Recent Privacy Act Updates

Today, we welcomed the first tranche of privacy reforms. Reviewing the Privacy Act 1988 has been an important initial step in strengthening Australia’s privacy framework. While there are some positive developments, such as the new statutory tort for serious invasions of privacy and more enforcement powers and increased penalties, the fragmented approach potentially leaves crucial gaps in protecting Australians’ digital rights.

Some identifiable gaps:

  1. Australians expect businesses to treat their data with care and respect. The law needs to set this basic standard.
  2. The exclusion of the fair and reasonable test, lack of universal privacy obligations for all businesses, and absence of privacy-by-default measures continue to place a disproportionate burden on Australians for their online safety.
  3. It’s unreasonable to expect Australians to spend hours each day managing their digital privacy.
  4. The “tick and forget” consent approach forces consumers to accept business practices that can be harmful, such as excessive data collection or using data to push harmful products to vulnerable individuals.

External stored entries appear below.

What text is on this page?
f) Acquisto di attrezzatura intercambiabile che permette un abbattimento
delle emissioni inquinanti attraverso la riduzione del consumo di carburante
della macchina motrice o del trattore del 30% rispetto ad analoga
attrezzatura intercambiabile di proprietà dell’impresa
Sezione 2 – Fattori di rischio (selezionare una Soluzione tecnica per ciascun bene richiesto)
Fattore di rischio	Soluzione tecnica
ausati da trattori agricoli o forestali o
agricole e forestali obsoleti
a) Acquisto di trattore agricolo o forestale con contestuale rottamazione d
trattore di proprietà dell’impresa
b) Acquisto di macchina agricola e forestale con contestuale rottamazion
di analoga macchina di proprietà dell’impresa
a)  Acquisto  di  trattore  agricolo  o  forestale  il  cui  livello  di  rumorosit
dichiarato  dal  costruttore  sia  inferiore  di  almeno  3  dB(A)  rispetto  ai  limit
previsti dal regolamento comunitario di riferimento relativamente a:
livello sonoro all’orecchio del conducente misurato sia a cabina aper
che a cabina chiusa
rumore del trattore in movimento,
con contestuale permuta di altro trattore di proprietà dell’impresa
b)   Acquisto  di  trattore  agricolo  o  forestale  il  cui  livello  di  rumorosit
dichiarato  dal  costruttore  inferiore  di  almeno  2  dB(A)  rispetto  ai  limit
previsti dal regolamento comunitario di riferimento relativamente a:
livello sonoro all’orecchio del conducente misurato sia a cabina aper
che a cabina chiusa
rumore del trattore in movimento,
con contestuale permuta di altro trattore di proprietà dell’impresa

These omissions unfairly burden consumers with managing their own digital privacy. At CPRC, we believe in and support robust privacy protection for all Australians.

What Australia needs:

  1. A modernised definition of ‘personal information’
  2. Implementation of genuine privacy-by-default measures
  3. Requirements for businesses to ensure fair and safe data practices

We remain committed to championing privacy reforms that truly protect Australians and look forward to policymakers creating a comprehensive privacy framework that safeguards Australians’ interests in our digital age. The responsibility for fair and safe data handling should lie with and shift to businesses, not be placed heavily on the shoulders of consumers.